Besides, Mr. Fuseini recalled that during his regime as a Lands Minister in 2013, a ceremony was held in the forest to release about ninety to hundred acres of the land to the Owoo family.
“A study was done and then we all agreed, including the Owoo family that, that was what they were entitled to. There was a ceremony to release that part to them that took place in the forest itself. I was there, the Wulomei was there, the Owoo family was there, and my deputy and everybody were there…about ninety to hundred acres thereabouts was released to them,” he said.
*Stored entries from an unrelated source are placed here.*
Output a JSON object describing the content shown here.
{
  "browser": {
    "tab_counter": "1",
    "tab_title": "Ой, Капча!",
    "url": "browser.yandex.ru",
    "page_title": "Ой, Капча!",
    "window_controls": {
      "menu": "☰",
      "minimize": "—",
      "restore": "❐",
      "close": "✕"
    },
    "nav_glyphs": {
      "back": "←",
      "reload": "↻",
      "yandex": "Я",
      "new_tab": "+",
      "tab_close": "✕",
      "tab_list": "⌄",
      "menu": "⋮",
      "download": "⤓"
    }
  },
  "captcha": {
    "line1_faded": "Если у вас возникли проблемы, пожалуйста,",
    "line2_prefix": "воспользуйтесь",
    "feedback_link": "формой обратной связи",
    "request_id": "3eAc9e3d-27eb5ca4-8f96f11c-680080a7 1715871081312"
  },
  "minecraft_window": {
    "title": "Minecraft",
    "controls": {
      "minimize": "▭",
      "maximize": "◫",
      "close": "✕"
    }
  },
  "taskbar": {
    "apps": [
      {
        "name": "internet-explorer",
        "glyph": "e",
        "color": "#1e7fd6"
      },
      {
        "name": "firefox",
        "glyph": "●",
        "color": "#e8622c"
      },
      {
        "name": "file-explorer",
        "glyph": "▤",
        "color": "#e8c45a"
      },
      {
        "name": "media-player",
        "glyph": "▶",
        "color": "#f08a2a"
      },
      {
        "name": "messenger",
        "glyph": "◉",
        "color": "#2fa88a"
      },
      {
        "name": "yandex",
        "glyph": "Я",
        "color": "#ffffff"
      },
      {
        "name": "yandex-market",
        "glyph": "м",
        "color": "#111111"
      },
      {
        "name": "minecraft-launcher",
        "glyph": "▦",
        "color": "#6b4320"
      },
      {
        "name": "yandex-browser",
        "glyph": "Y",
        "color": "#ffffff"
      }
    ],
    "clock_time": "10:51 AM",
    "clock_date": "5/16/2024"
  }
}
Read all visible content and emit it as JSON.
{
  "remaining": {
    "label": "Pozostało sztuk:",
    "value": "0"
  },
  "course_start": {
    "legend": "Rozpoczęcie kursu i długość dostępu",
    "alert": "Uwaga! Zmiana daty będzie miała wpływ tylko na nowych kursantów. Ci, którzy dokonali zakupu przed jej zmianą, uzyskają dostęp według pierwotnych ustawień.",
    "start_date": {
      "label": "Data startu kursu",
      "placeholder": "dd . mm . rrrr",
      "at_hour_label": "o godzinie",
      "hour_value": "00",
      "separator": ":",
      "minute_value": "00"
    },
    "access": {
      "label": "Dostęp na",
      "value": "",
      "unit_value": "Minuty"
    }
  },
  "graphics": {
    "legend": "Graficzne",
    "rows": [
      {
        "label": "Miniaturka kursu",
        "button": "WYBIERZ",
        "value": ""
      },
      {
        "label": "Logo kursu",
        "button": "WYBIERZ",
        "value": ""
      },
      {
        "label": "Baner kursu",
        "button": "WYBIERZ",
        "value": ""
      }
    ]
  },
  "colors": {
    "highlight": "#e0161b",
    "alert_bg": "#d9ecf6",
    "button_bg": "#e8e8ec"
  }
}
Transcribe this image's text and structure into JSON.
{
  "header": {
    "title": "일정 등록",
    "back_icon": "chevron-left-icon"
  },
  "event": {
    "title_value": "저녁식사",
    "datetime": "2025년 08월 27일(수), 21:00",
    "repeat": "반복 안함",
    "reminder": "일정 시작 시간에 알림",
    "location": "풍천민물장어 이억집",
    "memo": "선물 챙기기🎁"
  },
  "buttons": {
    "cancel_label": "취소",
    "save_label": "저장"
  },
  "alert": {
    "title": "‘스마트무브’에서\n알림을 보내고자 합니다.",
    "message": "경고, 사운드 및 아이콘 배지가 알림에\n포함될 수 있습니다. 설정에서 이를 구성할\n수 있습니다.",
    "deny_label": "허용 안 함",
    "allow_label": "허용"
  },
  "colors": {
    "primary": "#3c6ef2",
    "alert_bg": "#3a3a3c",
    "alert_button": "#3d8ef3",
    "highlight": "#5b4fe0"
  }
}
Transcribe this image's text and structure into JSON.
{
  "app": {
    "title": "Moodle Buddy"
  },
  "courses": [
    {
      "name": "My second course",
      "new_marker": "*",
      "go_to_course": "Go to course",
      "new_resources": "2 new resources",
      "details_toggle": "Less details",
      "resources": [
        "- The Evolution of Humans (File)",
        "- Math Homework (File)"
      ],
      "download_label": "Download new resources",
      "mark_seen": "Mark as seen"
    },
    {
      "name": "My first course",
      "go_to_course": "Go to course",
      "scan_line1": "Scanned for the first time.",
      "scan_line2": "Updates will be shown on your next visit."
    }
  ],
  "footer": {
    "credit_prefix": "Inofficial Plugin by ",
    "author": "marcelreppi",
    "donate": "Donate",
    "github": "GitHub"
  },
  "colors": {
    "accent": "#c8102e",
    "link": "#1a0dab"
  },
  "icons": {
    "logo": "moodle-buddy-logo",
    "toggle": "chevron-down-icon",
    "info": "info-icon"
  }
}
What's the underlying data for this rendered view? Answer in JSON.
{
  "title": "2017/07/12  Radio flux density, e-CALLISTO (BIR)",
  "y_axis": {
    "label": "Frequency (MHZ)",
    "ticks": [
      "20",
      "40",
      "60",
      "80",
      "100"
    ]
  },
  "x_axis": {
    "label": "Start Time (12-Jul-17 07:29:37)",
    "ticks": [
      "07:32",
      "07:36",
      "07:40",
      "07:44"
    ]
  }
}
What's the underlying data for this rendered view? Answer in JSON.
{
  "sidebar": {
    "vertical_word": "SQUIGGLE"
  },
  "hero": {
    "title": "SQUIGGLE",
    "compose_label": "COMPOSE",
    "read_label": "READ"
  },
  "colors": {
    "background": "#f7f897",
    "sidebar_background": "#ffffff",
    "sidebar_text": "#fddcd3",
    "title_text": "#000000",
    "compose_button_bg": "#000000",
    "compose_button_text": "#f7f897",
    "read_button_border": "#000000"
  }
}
This, he said was to prevent any further encroachment on the forest and to enable the forest to be put to good use.
Against this backdrop, Mr. Fuseini contended that the Owoo family is not entitled to any further compensation from the government.
“With the greatest respect to the Owoo family, they have always maintained that they are not entitled to a dime. That’s why in my letter, I only maintained that it was only on compassionate grounds with the realisation and acknowledgment of the fact that they were the allodial owners of the land,” he said
He noted that the Owoo family to the best of his knowledge “have never claimed compensation of the land”.
He maintained that “What they have always said is because that vast amount of land was taken from them, it deprived them the benefit of the use of the land and now they are almost robbed of their resource and so government should reach out to them and see how it can put them in a better position to continue to carry on as a family.”
The Former Lands Minister also disagreed with the government’s declassification of the Achimota Forest reserves.
He questioned whether such a move by the government will prevent any further encroachment of the forest lands.
“The ultimate purpose for the return of the land to the Owoo family on compassionate grounds under His Excellency John Mahama was to try to protect what was left of the forest. So if you don’t protect the forest and you just declassify the forest, what is the guarantee that there won’t be further encroachment”, he quizzed.
On Tuesday, there were widespread rumours about the sale of the Achimota Forest.
Following the public outcry on the alleged declassification of the Achimota Forest Reserve, the sector Minister, Samuel Abu Jinapor, dismissed the claims that the Forest has been sold.
In a Facebook post on Tuesday, Mr Jinapor wrote that the “Achimota Forest has not and will not be sold.”
Shortly after, he held a press conference to further clarify the matter. In his address, he insisted that government has no plans of selling the Forest. Adding that, plans are rather afoot to give the Forest a world-class status.
According to him, the government “intends to enrich the Achimota forest, revamp it and hopefully in the not too distant future, transform it into the likes of High Park of London and Central Park of New York, where Ghanaians can go and enjoy the beauty of nature and forest reserve as it happens in other parts of the world”.
He, therefore, urged the public to disregard any reports about the sale of the forest.
“So for the avoidance of doubt, neither President Akufo-Addo nor myself or his government intends to sell the Achimota forest or redevelop the Achimota forest as currently constituted”, he said.